California State Senator Scott Wiener Is Obsessed With Reducing or Eliminating Penalties for Having Sex With Children. Even the New York Times Magazine Now Notices That Police Can't Act Against the Child Traffickers Weiner Worked So Hard to Immunize.

California State Senator Scott Wiener Is Obsessed With Reducing or Eliminating Penalties for Having Sex With Children. Even the New York Times Magazine Now Notices That Police Can't Act Against the Child Traffickers Weiner Worked So Hard to Immunize


John Sexton has great background for Wiener's constant advocacy for reduced penalties for sex crimes, including statutory rape of a minor and sex trafficking.

Although Weiner is always the one writing, proposing, and fighting for these laws, the diseased groomer California legislature voted to make them law.

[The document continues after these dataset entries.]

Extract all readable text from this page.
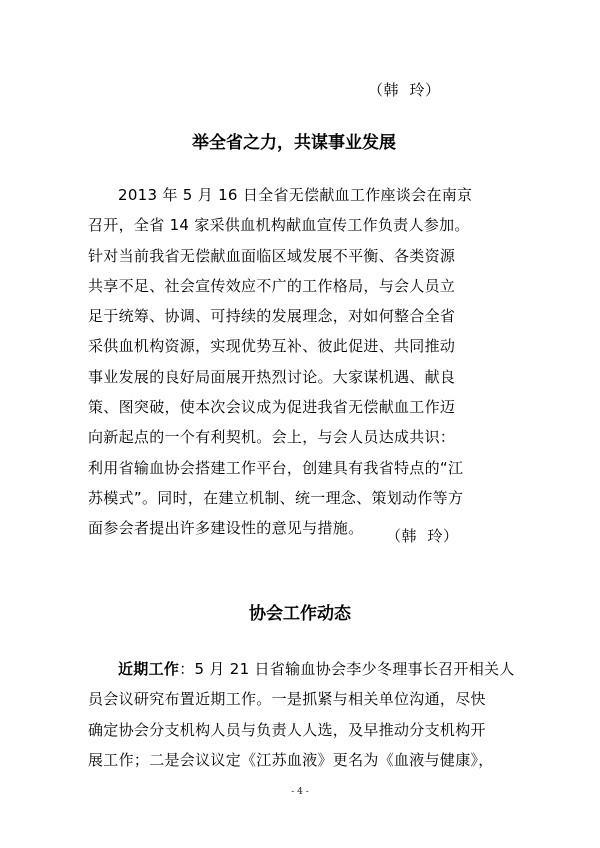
（韩  玲）
举全省之力，共谋事业发展
2013 年 5 月 16 日全省无偿献血工作座谈会在南京
召开，全省 14 家采供血机构献血宣传工作负责人参加。
针对当前我省无偿献血面临区域发展不平衡、各类资源
共享不足、社会宣传效应不广的工作格局，与会人员立
足于统筹、协调、可持续的发展理念，对如何整合全省
采供血机构资源，实现优势互补、彼此促进、共同推动
事业发展的良好局面展开热烈讨论。大家谋机遇、献良
策、图突破，使本次会议成为促进我省无偿献血工作迈
向新起点的一个有利契机。会上，与会人员达成共识：
利用省输血协会搭建工作平台，创建具有我省特点的“江
苏模式”。同时，在建立机制、统一理念、策划动作等方
面参会者提出许多建设性的意见与措施。	（韩  玲）
协会工作动态
近期工作：5 月 21 日省输血协会李少冬理事长召开相关人
员会议研究布置近期工作。一是抓紧与相关单位沟通，尽快
确定协会分支机构人员与负责人人选，及早推动分支机构开
展工作；二是会议议定《江苏血液》更名为《血液与健康》，
- 4 -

And Gavin Newsom signed them into law.

Wiener claims he's doing this, you see, just to protect the all-precious trans community. He claims that trans people are arrested on the street not for prostitution, but just for looking a certain kind of way.       

Why would anyone propose such a law? Why would the California State Legislature pass it? I asked the bill's author, San Francisco--based state senator Scott Wiener. 
The answer he gave is the one that he supplies for so many of the bills he authors: it was necessary to advance the rights of LGBTQ people. 
"If you are standing on the sidewalk with high heels, and you wear your hair a certain way, and you wear tight clothing, an officer can say, 'I think you're loitering with the intent to commit prostitution' and arrest you," Wiener said. 
"That is not how we should be doing things in the United States of America--arresting people for how they look," he continued. "And when you do that, not surprisingly, it's only certain kinds of people who actually get arrested: it's trans women. It's black women. . . . It's an inherently profiling law," he said. "Randomly arresting a bunch of black trans women for how they look is not protecting potential victims of human trafficking."

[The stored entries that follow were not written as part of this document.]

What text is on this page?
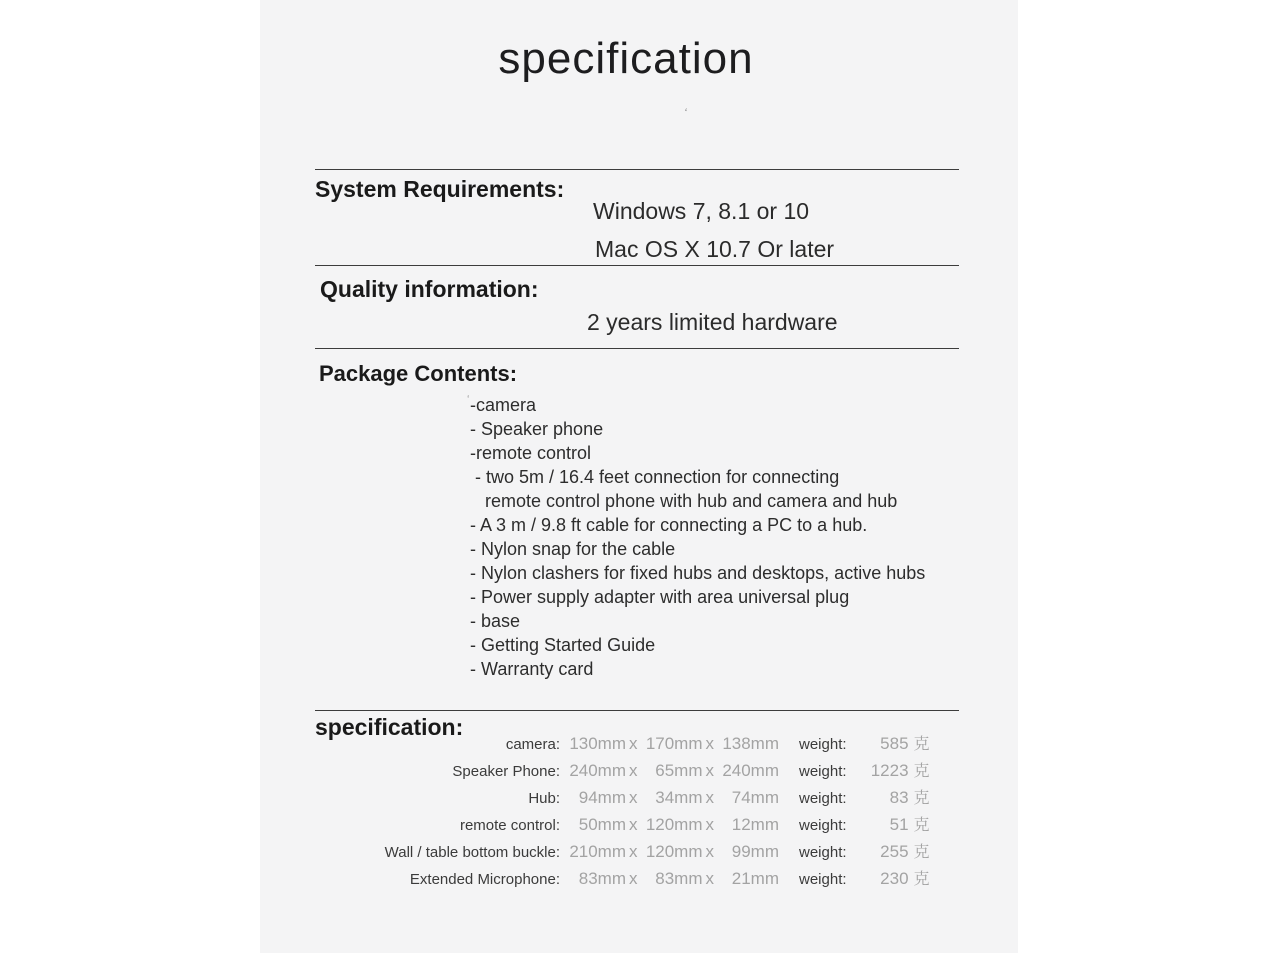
specification
ʻ
System Requirements:
Windows 7, 8.1 or 10
Mac OS X 10.7 Or later
Quality information:
2 years limited hardware
Package Contents:
ʻ -camera
- Speaker phone
-remote control
- two 5m / 16.4 feet connection for connecting
remote control phone with hub and camera and hub
- A 3 m / 9.8 ft cable for connecting a PC to a hub.
- Nylon snap for the cable
- Nylon clashers for fixed hubs and desktops, active hubs
- Power supply adapter with area universal plug
- base
- Getting Started Guide
- Warranty card
specification:
camera: 130mm x 170mm x 138mm weight:	585 克
Speaker Phone: 240mm x 65mm x 240mm weight:	1223 克
Hub:	94mm x 34mm x 74mm weight:	83 克
remote control:	50mm x 120mm x 12mm weight:	51 克
Wall / table bottom buckle: 210mm x 120mm x 99mm weight:	255 克
Extended Microphone:	83mm x 83mm x 21mm weight:	230 克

But were the police indeed "randomly arresting a bunch of black trans women"? The anti-trafficking advocates I spoke with dispute this. For starters, Wilson, Powell, and Russell (all of whom are African-American) say that biological women and girls--not transgender individuals--constitute the vast majority of those trafficked. Nearly every report on human trafficking by global human rights organizations confirms this observation.